東京医科歯科大学の研究グループは、大腸の粘膜に炎症が起こる難病である潰瘍性大腸炎の患者1人に対して、患者本人から採取した細胞を増やして腸のミニ臓器(腸上皮オルガノイド)を作り、患部に移植しました。治療のためにオルガノイドを患者に移植したのは、世界で初めてです。
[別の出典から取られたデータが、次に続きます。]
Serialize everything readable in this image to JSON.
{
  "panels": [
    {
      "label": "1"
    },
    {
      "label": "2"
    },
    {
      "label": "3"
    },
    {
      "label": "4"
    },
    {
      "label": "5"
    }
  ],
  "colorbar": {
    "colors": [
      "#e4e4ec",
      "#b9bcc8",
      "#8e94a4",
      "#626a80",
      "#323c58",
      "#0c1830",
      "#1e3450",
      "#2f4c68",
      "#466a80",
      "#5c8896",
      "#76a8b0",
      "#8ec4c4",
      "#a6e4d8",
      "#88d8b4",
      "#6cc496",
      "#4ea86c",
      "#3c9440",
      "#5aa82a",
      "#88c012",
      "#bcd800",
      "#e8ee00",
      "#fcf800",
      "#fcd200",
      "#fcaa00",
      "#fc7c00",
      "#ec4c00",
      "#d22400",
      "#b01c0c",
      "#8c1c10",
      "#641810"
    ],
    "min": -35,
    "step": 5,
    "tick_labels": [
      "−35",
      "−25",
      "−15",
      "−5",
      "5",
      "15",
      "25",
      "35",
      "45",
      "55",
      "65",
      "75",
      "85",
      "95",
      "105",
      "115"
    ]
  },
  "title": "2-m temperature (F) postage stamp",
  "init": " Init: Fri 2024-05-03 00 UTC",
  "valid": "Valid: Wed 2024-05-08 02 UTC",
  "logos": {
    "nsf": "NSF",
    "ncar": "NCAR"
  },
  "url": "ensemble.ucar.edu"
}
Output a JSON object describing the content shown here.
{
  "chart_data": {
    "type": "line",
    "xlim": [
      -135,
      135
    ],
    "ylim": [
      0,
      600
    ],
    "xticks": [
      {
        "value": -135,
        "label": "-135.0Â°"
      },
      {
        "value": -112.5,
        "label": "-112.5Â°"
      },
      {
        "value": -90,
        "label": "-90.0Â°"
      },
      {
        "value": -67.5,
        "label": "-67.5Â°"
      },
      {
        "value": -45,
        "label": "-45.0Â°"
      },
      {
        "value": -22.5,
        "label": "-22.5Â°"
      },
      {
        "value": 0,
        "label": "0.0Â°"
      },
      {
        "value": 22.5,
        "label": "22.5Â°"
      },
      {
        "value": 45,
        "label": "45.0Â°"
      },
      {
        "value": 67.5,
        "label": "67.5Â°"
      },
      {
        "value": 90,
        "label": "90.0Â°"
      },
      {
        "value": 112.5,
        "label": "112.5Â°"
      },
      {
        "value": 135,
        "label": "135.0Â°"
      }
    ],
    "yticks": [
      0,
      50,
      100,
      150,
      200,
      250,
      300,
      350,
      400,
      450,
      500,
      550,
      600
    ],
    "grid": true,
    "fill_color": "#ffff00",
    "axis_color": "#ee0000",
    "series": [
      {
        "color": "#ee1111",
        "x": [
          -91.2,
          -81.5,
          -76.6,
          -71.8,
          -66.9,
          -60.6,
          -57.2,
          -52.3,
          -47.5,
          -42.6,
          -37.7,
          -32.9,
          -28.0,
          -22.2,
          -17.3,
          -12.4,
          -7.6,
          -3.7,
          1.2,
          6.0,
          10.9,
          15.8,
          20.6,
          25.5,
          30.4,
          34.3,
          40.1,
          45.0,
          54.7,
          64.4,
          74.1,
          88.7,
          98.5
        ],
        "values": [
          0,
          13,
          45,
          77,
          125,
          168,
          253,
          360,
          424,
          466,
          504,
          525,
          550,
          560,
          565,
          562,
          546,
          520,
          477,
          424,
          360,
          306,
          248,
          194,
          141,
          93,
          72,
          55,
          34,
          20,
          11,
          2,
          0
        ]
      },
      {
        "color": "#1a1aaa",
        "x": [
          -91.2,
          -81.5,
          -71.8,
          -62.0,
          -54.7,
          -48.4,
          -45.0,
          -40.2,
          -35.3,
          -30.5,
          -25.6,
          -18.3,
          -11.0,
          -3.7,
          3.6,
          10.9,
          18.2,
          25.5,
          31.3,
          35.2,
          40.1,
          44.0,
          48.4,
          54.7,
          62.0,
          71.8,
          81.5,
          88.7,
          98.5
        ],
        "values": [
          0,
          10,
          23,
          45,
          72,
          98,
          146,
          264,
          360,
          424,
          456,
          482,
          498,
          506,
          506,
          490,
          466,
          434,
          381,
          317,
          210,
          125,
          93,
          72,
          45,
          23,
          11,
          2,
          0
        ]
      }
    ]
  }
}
潰瘍性大腸炎は、大腸の粘膜で慢性的な炎症が起きる難病で、腹痛や下痢、血便などの症状が続きます。国内には22万人の患者がいると推計されています。薬で炎症を抑える治療が一般的ですが、傷ついた粘膜が治らないと、大腸を摘出する手術が必要になる場合もあります。
難治性の潰瘍性大腸炎に罹った患者の腸で、傷ついていない部分の粘膜組織を内視鏡で採取し、この組織を培養して、体外で大きさ0.1~0.2㎜の球状の腸上皮オルガノイドを作り、約1カ月かけて移植に必要な量まで増やしました。この患者の腸の傷ついた部分に、内視鏡を使って戻しました。移植したオルガノイドが傷ついた粘膜を修復することが期待されます。